The promotion checklist
Everything above compresses into the ritual from docs/evaluate.md that every would-be default must survive, in order:
- The gate — mandatory, blocks promotion.
policy_regression.py --ckpt <candidate>.ptmust pass every blocking assertion. Deterministic and seeded, so a pass is real, not luck. No exceptions — this is the one hard requirement. - The Elo ladder — is it stronger, absolutely? Rate it against the current default, a couple of recent generations, and the random anchor, with
--games 96or more. - The pilot bench — is it a better pilot? If Elo is close (it usually is), resolve the call with the paired benchmark; use the 2×2 if you need to split pilot-side from field-side effects.

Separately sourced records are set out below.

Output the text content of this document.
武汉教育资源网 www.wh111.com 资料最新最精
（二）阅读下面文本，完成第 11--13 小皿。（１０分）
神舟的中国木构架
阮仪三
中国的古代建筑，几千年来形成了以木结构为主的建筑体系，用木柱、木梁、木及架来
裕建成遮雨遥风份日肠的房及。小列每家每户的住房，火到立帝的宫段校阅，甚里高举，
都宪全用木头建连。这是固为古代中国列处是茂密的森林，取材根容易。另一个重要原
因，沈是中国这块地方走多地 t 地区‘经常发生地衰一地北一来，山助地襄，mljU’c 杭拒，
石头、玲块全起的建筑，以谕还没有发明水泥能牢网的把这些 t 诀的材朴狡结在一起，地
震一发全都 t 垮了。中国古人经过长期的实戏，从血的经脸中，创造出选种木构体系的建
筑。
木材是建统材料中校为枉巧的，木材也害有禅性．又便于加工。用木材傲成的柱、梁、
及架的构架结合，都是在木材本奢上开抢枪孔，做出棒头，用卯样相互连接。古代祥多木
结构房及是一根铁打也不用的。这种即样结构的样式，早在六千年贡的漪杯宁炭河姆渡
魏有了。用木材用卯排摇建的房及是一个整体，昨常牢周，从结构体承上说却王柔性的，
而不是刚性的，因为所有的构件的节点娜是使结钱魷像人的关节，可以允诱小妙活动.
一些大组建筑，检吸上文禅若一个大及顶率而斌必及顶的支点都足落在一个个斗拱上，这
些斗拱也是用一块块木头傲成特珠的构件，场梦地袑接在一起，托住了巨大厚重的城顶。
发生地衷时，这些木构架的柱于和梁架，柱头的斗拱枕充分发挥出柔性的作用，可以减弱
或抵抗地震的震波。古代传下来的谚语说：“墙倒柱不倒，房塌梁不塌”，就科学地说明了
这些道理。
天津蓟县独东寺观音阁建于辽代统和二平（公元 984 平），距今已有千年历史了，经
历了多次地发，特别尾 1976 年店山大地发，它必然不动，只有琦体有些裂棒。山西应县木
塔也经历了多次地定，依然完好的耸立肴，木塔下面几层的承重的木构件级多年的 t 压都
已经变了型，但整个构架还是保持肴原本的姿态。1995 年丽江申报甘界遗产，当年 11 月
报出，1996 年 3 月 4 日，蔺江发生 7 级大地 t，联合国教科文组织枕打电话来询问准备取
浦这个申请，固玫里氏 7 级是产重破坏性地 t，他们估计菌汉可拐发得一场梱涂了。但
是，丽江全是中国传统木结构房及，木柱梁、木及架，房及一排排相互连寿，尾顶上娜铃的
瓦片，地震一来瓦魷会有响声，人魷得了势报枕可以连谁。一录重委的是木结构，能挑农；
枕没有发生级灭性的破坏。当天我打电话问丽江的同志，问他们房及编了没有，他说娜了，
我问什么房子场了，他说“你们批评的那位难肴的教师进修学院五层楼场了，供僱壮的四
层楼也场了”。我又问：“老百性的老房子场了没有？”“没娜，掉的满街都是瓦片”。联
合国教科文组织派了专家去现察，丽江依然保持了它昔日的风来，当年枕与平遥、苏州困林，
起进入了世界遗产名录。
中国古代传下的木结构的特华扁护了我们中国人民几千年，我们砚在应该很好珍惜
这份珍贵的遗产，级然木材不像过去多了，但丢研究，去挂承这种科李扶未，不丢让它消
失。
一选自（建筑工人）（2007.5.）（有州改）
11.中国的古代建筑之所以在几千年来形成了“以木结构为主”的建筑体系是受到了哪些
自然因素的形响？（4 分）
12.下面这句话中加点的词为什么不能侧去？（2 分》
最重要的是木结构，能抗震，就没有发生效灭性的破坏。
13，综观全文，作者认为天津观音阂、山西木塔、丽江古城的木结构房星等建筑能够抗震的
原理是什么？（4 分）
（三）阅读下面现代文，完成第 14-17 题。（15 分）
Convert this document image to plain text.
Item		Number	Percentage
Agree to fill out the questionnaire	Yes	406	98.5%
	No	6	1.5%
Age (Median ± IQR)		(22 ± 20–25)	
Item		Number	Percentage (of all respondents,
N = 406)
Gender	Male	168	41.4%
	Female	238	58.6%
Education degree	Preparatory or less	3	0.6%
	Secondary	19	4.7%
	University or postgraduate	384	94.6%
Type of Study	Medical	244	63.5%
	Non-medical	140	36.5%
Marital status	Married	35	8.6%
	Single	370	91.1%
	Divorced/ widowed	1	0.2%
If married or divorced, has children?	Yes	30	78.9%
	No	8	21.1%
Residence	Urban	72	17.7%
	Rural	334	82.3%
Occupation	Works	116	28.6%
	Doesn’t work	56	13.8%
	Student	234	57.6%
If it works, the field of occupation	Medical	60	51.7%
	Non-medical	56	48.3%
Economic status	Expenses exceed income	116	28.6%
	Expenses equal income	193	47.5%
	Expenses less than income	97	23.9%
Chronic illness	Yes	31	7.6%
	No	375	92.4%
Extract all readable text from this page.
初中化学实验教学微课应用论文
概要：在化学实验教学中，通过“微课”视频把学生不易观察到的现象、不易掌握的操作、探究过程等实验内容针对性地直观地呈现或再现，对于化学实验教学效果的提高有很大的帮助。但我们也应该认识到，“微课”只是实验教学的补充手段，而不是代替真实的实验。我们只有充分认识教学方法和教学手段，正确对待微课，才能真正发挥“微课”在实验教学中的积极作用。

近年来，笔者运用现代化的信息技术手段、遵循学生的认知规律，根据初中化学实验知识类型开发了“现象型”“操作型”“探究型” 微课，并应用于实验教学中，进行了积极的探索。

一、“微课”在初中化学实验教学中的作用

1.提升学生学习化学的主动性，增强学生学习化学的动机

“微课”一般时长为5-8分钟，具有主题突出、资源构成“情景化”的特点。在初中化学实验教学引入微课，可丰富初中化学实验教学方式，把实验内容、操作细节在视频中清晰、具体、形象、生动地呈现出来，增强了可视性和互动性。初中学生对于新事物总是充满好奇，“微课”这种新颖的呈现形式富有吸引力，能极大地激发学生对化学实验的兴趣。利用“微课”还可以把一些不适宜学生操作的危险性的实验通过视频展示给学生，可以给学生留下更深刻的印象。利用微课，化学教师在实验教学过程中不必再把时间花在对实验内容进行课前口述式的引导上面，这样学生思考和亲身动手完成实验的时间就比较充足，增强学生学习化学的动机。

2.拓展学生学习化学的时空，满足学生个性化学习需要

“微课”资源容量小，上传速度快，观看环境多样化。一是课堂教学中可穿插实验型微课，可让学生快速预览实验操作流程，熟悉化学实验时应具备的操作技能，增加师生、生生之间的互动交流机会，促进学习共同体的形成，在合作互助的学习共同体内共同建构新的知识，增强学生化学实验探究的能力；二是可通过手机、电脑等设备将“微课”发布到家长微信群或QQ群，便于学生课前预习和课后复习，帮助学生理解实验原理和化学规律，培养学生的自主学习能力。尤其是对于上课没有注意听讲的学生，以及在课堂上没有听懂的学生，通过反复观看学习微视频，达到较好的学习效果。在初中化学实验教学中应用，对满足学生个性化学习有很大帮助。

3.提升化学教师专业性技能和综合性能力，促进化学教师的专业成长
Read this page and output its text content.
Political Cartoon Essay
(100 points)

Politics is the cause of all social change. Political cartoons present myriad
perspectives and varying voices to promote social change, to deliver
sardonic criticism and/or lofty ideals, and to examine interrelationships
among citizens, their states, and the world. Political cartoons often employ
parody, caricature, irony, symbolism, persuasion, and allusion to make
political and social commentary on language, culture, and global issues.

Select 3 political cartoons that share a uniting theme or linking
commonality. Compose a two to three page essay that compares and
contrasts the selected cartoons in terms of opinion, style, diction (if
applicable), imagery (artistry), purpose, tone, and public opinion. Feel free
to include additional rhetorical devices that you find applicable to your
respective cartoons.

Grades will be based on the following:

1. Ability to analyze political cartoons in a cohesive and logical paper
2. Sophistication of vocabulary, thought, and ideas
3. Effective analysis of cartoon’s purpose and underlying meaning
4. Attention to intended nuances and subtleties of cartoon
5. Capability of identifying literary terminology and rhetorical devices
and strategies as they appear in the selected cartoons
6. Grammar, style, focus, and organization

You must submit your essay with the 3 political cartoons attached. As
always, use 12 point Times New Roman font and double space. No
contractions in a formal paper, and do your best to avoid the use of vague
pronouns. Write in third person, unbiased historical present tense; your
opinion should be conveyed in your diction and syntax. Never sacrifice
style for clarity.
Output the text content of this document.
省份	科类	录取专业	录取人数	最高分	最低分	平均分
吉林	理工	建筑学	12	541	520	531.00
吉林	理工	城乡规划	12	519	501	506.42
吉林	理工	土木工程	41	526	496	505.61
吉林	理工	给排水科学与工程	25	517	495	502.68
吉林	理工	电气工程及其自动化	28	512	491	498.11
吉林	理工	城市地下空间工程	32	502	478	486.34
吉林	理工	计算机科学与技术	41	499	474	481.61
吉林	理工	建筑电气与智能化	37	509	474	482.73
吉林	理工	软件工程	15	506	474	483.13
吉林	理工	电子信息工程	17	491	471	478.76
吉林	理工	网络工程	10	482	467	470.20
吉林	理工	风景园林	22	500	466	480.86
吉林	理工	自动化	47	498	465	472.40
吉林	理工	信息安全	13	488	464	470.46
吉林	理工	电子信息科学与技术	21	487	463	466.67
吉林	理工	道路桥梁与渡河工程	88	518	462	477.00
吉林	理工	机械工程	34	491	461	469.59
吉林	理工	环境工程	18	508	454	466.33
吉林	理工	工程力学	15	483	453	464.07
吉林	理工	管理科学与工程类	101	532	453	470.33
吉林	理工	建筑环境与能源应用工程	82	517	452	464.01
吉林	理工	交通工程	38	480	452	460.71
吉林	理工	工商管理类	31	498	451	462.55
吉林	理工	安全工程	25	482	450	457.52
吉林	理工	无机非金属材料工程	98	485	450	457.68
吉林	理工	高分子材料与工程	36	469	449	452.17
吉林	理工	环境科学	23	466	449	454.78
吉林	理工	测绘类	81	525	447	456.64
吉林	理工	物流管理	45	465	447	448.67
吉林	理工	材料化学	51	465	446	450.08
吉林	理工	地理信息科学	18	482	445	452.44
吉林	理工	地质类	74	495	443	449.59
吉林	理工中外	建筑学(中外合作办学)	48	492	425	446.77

- Spot-check with your eyes. Pilot the corpus's heaviest Trick Room team and watch it actually set Trick Room; run
src/benchmarks/showdown.pyfor a readable game recap. Numbers first, but never numbers only — the entire Chapter 10 disaster would have been visible in one honestly-read game log.
Promote only what passes the gate and is at least as good as the incumbent on both Elo and pilot-bench. One scalar is never enough — the project's worst regression shipped through two promotions on a rising win-rate.
Two checkpoints both score 92% vs random. What do you actually know about them?
Almost nothing comparative — only that neither run is broken. vs-random saturates once every serious checkpoint beats it ~90%+, so it can't rank healthy policies: that exact pair rated Elo 94 vs 37 head-to-head, a decisive gap the smoke test was structurally unable to see. Rank with Elo or pilot_bench instead.
Elo and pilot_bench both measure strength. Why does the project need both?
They answer at different resolutions. Elo gives an absolute ladder comparable across generations (random anchored at 0), but game outcomes are dominated by which random teams each side draws from the 599-team corpus, so ~300 games resolve only ~6% — too coarse for the 1–3 pp pilot edges that matter. pilot_bench holds team, field, seeds, and opponent policy fixed and varies only the pilot, pairing the nuisance variance out to ~1 pp SE. Elo answers "is it stronger overall?"; pilot_bench answers "is it a better pilot, by how much?"
Why do all evaluation tools sample from the policy instead of playing its highest-probability action?
Because important behavior lives in probability mass below the argmax. Setup lines like Trick Room are encoded stochastically, and improvements can move mass without moving the top action — greedy evaluation measured mc6's gain over mc5 as +1.1 pp when sampled play showed +22.4 pp (45.6% vs 68.0%). Greedy argmax doesn't just add noise; it systematically hides exactly the behavior you most need to see.